Yet every intelligence community assessment that leaked out gave Kabul months, not days, to hold out against the Taliban. Morell and his ilk may be engaged in some post hoc face-saving, but the administration isn’t around to take them to task over it. Biden himself remains cloistered away in the presidential retreat of Camp David and after a weekend of silence is set to address the nation on Monday afternoon. Vice President Kamala Harris has also remained shtum, while Press Secretary Jen Psaki chose Sunday to take a week’s vacation.

Tragic scenes from Kabul airport – where hordes of Afghans clung to American planes as they left the tarmac on Sunday – have been used by Republicans to bash Biden, and Trump’s supporters have claimed that such chaos would never have unfolded under his leadership. 

However, that idea is largely fanciful, and the stuff of speculation. Taliban leadership could well have deemed Trump too unpredictable, and held back to avoid angering the man who once dropped the ‘Mother of All Bombs’ on Islamic State militants and threatened to rain “fire and fury” on North Korea, but they could just as easily have called his bluff and pressed into Kabul. Either way, droves of Afghans would likely have mobbed the airport regardless, seeing the chance of a seat on an American plane as preferable to life under Taliban rule.
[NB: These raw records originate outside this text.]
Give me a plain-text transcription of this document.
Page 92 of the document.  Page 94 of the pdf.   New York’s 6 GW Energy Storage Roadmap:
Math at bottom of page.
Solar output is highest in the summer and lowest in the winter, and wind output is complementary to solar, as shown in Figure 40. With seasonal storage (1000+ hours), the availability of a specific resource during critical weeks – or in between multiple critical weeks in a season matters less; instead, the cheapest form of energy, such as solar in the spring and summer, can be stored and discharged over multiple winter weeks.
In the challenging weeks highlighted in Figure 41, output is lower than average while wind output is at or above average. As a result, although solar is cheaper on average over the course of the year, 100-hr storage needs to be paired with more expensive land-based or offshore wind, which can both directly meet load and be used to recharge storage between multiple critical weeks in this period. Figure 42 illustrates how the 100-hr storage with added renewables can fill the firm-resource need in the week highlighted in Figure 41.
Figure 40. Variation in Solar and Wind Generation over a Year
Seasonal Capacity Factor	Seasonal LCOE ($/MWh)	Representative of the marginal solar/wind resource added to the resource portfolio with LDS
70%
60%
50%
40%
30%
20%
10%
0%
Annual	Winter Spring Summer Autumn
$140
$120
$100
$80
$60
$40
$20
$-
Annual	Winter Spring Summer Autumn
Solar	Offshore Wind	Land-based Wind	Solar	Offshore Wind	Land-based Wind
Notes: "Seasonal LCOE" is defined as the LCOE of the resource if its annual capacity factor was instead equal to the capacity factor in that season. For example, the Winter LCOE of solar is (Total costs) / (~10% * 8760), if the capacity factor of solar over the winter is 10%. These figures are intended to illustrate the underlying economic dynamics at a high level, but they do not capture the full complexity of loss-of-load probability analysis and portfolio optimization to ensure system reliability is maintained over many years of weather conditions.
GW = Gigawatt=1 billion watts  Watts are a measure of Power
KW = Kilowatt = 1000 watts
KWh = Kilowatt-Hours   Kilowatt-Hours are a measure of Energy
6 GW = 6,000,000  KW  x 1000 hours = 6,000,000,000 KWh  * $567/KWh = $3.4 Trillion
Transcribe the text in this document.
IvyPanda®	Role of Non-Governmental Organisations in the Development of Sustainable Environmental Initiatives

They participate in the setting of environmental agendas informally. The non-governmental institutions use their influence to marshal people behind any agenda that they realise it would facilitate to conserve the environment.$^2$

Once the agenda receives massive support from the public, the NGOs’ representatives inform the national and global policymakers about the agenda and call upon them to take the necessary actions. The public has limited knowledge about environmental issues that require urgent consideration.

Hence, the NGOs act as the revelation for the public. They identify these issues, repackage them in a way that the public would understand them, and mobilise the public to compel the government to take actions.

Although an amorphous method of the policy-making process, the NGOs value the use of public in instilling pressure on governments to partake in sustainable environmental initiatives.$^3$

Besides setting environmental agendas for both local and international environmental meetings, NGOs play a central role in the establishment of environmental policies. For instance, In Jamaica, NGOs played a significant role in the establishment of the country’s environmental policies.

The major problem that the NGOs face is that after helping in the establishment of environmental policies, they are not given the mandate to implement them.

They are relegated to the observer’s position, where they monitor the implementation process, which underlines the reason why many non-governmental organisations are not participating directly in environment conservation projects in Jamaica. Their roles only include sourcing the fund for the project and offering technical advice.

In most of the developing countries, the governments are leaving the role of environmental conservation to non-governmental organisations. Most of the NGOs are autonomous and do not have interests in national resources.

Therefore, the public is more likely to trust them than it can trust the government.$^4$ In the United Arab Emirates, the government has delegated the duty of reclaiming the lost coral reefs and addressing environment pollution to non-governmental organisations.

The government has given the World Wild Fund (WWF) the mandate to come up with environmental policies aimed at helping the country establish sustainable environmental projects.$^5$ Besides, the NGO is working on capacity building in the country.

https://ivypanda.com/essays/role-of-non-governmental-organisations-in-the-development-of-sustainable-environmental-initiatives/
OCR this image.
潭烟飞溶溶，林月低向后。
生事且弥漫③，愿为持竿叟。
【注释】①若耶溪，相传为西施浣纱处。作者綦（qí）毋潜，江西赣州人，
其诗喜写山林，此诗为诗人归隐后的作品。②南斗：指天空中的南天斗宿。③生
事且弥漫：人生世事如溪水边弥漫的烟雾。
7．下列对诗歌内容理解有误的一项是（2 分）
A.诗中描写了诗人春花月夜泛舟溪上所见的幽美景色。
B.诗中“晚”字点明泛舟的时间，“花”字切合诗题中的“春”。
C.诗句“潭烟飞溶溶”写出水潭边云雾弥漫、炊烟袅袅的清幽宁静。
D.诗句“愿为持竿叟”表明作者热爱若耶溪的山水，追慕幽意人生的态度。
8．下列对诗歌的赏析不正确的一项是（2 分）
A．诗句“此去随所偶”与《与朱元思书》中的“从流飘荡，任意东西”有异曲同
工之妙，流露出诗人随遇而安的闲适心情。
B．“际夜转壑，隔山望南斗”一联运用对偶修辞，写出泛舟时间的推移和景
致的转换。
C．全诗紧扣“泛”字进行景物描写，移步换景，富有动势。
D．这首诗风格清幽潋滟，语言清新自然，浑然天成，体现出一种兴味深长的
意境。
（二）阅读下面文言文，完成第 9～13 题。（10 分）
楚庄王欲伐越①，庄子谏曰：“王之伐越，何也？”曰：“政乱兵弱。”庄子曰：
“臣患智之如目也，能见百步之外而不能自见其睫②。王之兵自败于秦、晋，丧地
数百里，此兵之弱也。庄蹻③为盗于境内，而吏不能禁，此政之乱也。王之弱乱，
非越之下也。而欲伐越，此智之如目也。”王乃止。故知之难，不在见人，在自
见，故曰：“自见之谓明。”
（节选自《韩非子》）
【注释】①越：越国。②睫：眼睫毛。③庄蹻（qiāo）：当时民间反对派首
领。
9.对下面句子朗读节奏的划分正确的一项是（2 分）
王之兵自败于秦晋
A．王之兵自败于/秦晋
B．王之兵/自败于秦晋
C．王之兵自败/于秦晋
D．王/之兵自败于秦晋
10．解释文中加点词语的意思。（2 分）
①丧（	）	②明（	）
In reality, the withdrawal was likely always going to be chaotic. At every moment of its two-decade war and occupation, the United States prosecuted its mission with extreme incompetence and mind-blowing waste. Spending $88 billion on an army that surrendered instantly to the Taliban is just the latest example. A trove of Pentagon documents released in 2019 revealed that US officials routinely misled the public on the war, as incompetence reigned behind the scenes.

Military brass and political leaders in Washington often didn’t know who the enemy in Afghanistan was, couldn’t tell commanders on the ground what to do, had nobody who could speak certain Afghan languages, got ripped off by locals and wasted billions of dollars on pointless infrastructure projects, and hired warlords for security, who promptly attacked Americans to justify more funding for security, among a litany of other failures. 

Given the bungling and waste involved in staying in Afghanistan, a disorganized retreat from Kabul is likely the best outcome any US administration could have hoped for. Yet even as the political players in Washington ramp up the blame game, the chances of any general, adviser, policy wonk, or intelligence chief facing serious consequences for promoting and overseeing the failed two-decade war are extremely slim.